With the service environment being so different I’m beginning to feel that we need to be holding our student workers to a higher, more professional, standard. I’m even seriously considering instituting a loose dress code: e.g. no gym clothes, no open toed shoes, etc. I’m also concerned about the work spaces being relatively tidy. We have these bursts of activity where one cannot sit down, much less be expected to put away all returned items, but they are cyclical and predictable and in their troughs we have opportunities to return our returns to their home. That hasn’t been happening, necessarily, and I am now actively encouraging and performing these duties.
So far, the tidy desk initiative seems to be working. I’ve communicated to everyone my desire and the reasoning for it via email. When I’ve noticed it not being done I’ve been able to ask or gently remind for it to be done. I’ve not lost my temper or otherwise had to be mean about it, and as far as I can tell people are complying without resentment. I believe that a mix of hard and soft power has worked to my benefit, here.
Getting cooperation on a tidy circulation desk is something that I can implement on my own, but larger changes in the culture of our student assistants is something that will have to take buy-in from my direct reports. Do I have sufficient credibility to bring them along? I don’t know. I’m considering having a series of meetings in which we discuss what we want and need from our student assistants. Ultimately, I’d like to produce a clear manual that lays out our expectations and standards for our student assistants with a document that each student signs and can be used as a reminder and codified document for the times when discipline is necessary.
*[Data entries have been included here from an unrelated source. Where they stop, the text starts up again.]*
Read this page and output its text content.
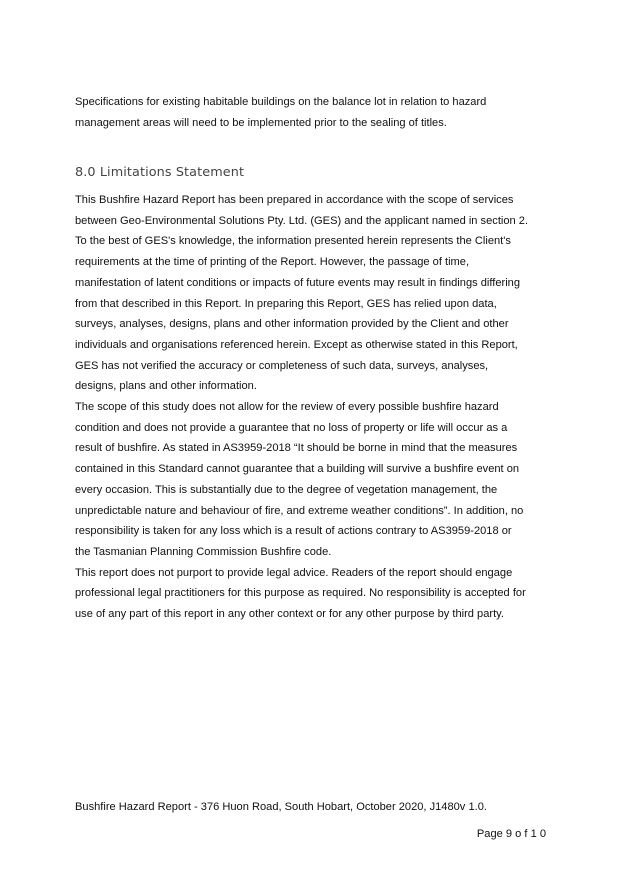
Specifications for existing habitable buildings on the balance lot in relation to hazard
management areas will need to be implemented prior to the sealing of titles.

8.0 Limitations Statement

This Bushfire Hazard Report has been prepared in accordance with the scope of services
between Geo-Environmental Solutions Pty. Ltd. (GES) and the applicant named in section 2.
To the best of GES's knowledge, the information presented herein represents the Client's
requirements at the time of printing of the Report. However, the passage of time,
manifestation of latent conditions or impacts of future events may result in findings differing
from that described in this Report. In preparing this Report, GES has relied upon data,
surveys, analyses, designs, plans and other information provided by the Client and other
individuals and organisations referenced herein. Except as otherwise stated in this Report,
GES has not verified the accuracy or completeness of such data, surveys, analyses,
designs, plans and other information.
The scope of this study does not allow for the review of every possible bushfire hazard
condition and does not provide a guarantee that no loss of property or life will occur as a
result of bushfire. As stated in AS3959-2018 “It should be borne in mind that the measures
contained in this Standard cannot guarantee that a building will survive a bushfire event on
every occasion. This is substantially due to the degree of vegetation management, the
unpredictable nature and behaviour of fire, and extreme weather conditions”. In addition, no
responsibility is taken for any loss which is a result of actions contrary to AS3959-2018 or
the Tasmanian Planning Commission Bushfire code.
This report does not purport to provide legal advice. Readers of the report should engage
professional legal practitioners for this purpose as required. No responsibility is accepted for
use of any part of this report in any other context or for any other purpose by third party.

Bushfire Hazard Report - 376 Huon Road, South Hobart, October 2020, J1480v 1.0.
Page 9 o f 1 0
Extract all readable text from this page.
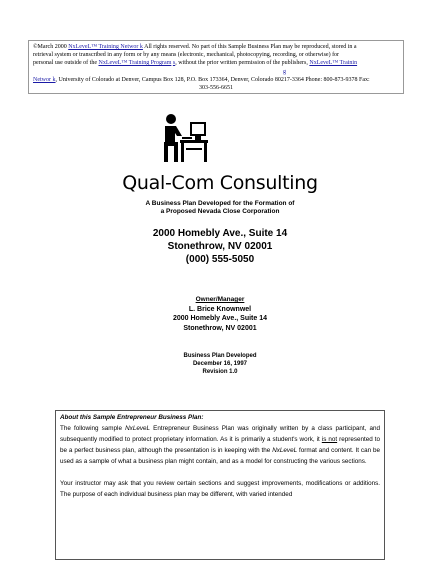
©March 2000 NxLeveL™ Training Networ k All rights reserved. No part of this Sample Business Plan may be reproduced, stored in a
retrieval system or transcribed in any form or by any means (electronic, mechanical, photocopying, recording, or otherwise) for
personal use outside of the NxLeveL™ Training Program s, without the prior written permission of the publishers, NxLeveL™ Trainin
g
Networ k, University of Colorado at Denver, Campus Box 128, P.O. Box 173364, Denver, Colorado 80217-3364 Phone: 800-873-9378 Fax:
303-556-6651
Qual-Com Consulting
A Business Plan Developed for the Formation of
a Proposed Nevada Close Corporation
2000 Homebly Ave., Suite 14
Stonethrow, NV 02001
(000) 555-5050
Owner/Manager
L. Brice Knownwel
2000 Homebly Ave., Suite 14
Stonethrow, NV 02001
Business Plan Developed
December 16, 1997
Revision 1.0
About this Sample Entrepreneur Business Plan:

The following sample NxLeveL Entrepreneur Business Plan was originally written by a class participant, and subsequently modified to protect proprietary information. As it is primarily a student's work, it is not represented to be a perfect business plan, although the presentation is in keeping with the NxLeveL format and content. It can be used as a sample of what a business plan might contain, and as a model for constructing the various sections.

Your instructor may ask that you review certain sections and suggest improvements, modifications or additions. The purpose of each individual business plan may be different, with varied intended
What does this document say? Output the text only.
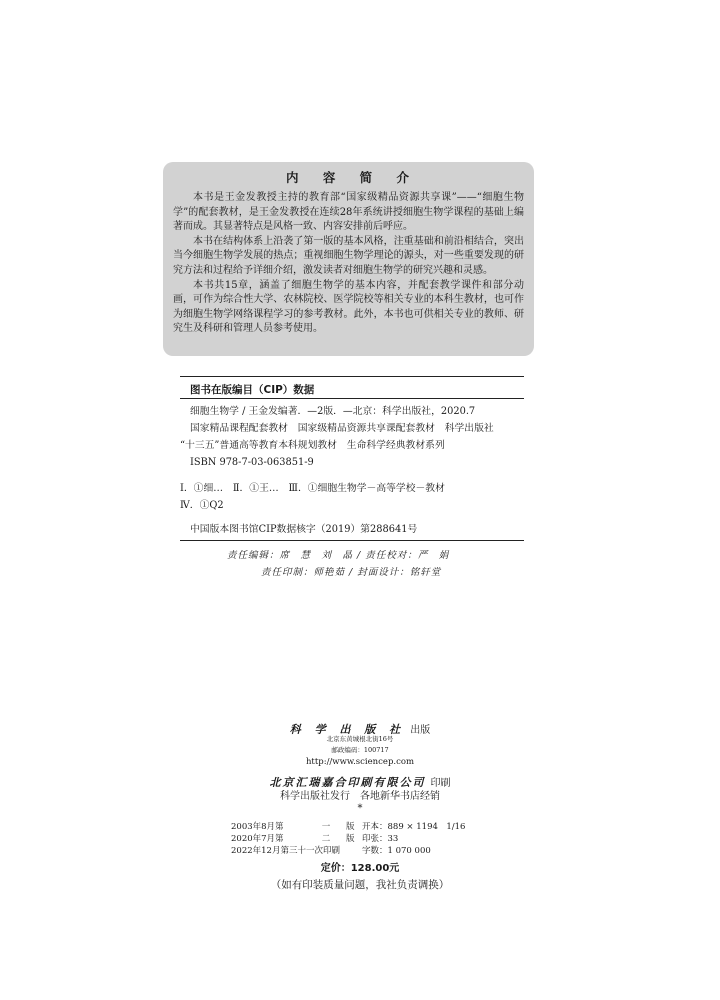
内 容 简 介

本书是王金发教授主持的教育部“国家级精品资源共享课”——“细胞生物学”的配套教材，是王金发教授在连续28年系统讲授细胞生物学课程的基础上编著而成。其显著特点是风格一致、内容安排前后呼应。

本书在结构体系上沿袭了第一版的基本风格，注重基础和前沿相结合，突出当今细胞生物学发展的热点；重视细胞生物学理论的源头，对一些重要发现的研究方法和过程给予详细介绍，激发读者对细胞生物学的研究兴趣和灵感。

本书共15章，涵盖了细胞生物学的基本内容，并配套教学课件和部分动画，可作为综合性大学、农林院校、医学院校等相关专业的本科生教材，也可作为细胞生物学网络课程学习的参考教材。此外，本书也可供相关专业的教师、研究生及科研和管理人员参考使用。

图书在版编目（CIP）数据
细胞生物学 / 王金发编著．—2版．—北京：科学出版社，2020.7
国家精品课程配套教材　国家级精品资源共享课配套教材　科学出版社
“十三五”普通高等教育本科规划教材　生命科学经典教材系列
ISBN 978-7-03-063851-9
Ⅰ．①细…　Ⅱ．①王…　Ⅲ．①细胞生物学－高等学校－教材
Ⅳ．①Q2
中国版本图书馆CIP数据核字（2019）第288641号
责任编辑：席　慧　刘　晶 / 责任校对：严　娟
责任印制：师艳茹 / 封面设计：铭轩堂
科 学 出 版 社 出版
北京东黄城根北街16号
邮政编码：100717
http://www.sciencep.com
北京汇瑞嘉合印刷有限公司 印刷
科学出版社发行　各地新华书店经销
*
2003年8月第	一 版 开本：889 × 1194　1/16
2020年7月第	二 版 印张：33
2022年12月第三十一次印刷	字数：1 070 000
定价：128.00元
（如有印装质量问题，我社负责调换）
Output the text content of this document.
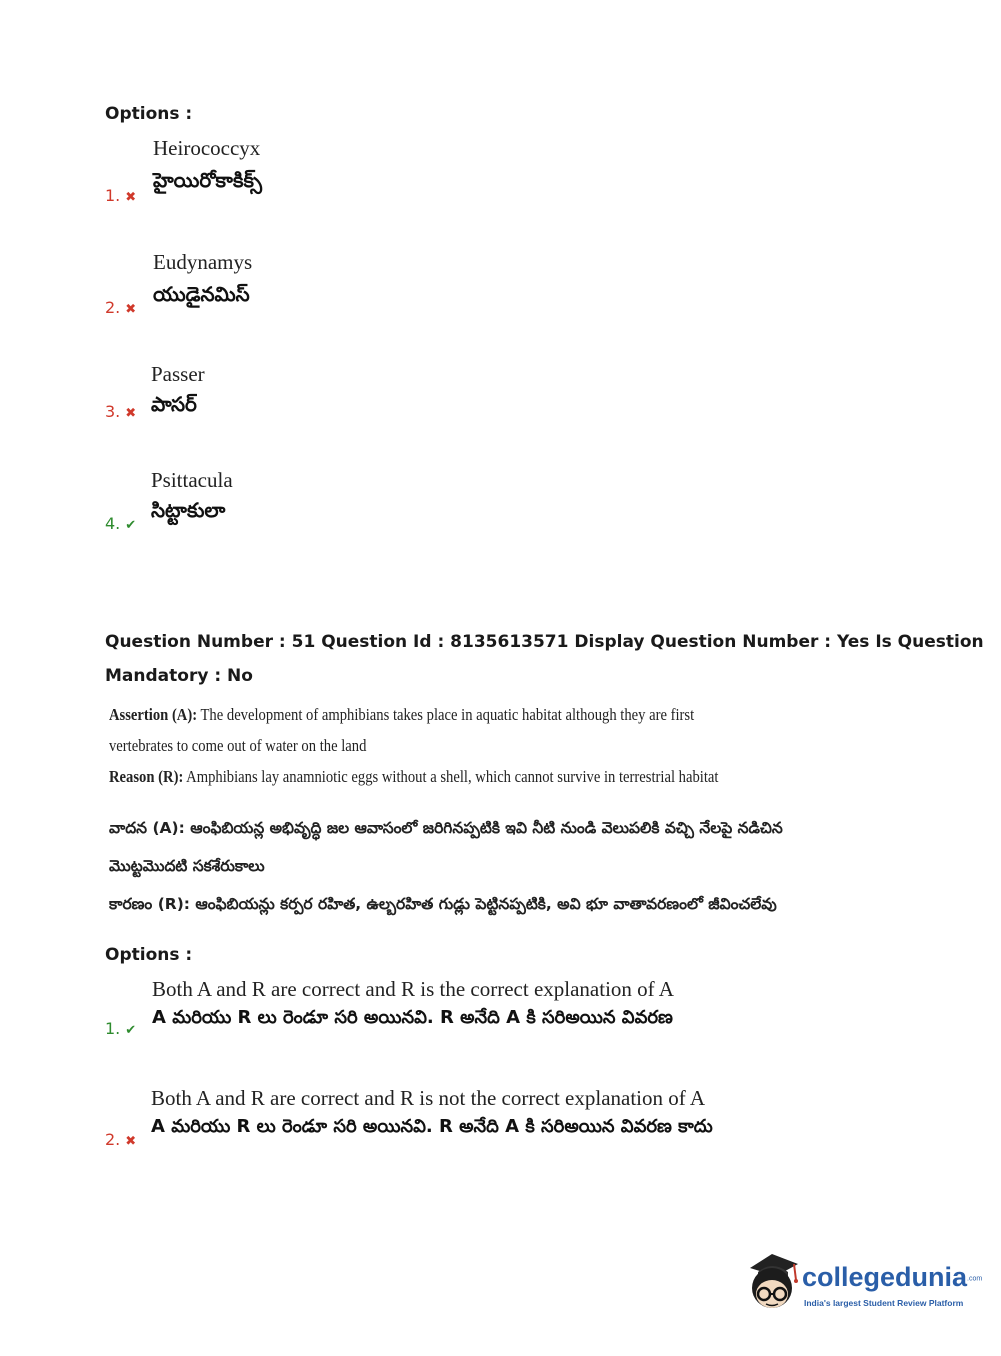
Options :
Heirococcyx
హైయిరోకాకిక్స్
1. ✖
Eudynamys
యుడైనమిస్
2. ✖
Passer
పాసర్
3. ✖
Psittacula
సిట్టాకులా
4. ✔
Question Number : 51 Question Id : 8135613571 Display Question Number : Yes Is Question
Mandatory : No
Assertion (A): The development of amphibians takes place in aquatic habitat although they are first
vertebrates to come out of water on the land
Reason (R): Amphibians lay anamniotic eggs without a shell, which cannot survive in terrestrial habitat
వాదన (A): ఆంఫిబియన్ల అభివృద్ధి జల ఆవాసంలో జరిగినప్పటికి ఇవి నీటి నుండి వెలుపలికి వచ్చి నేలపై నడిచిన
మొట్టమొదటి సకశేరుకాలు
కారణం (R): ఆంఫిబియన్లు కర్పర రహిత, ఉల్బరహిత గుడ్లు పెట్టినప్పటికి, అవి భూ వాతావరణంలో జీవించలేవు
Options :
Both A and R are correct and R is the correct explanation of A
A మరియు R లు రెండూ సరి అయినవి. R అనేది A కి సరిఅయిన వివరణ
1. ✔
Both A and R are correct and R is not the correct explanation of A
A మరియు R లు రెండూ సరి అయినవి. R అనేది A కి సరిఅయిన వివరణ కాదు
2. ✖
collegedunia.com
India's largest Student Review Platform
I’m actually thinking that this won’t be such a difficult thing to get traction on. I’ve actually received independent feedback on this from people underneath me without ever mentioning that I was considering it. If I can show that multiple parties are having the same thoughts I am it only bolsters my argument. For all I know, everyone is having the same thoughts, we just aren’t communicating them.
The first step is to float the idea and get feedback from my full-timers. Only then, can I move forward with my plans. I’ve been lax on the subject of meetings, because there are already a lot of meetings scheduled for us, but I’m beginning to think that this is an opportunity to begin a meeting schedule that will have a real purpose and open communication between ourselves to align our goals.
UPDATE: They all seemed receptive to the idea. I think we’re going to start a working group to build both a standards and expectations document and a formal training program.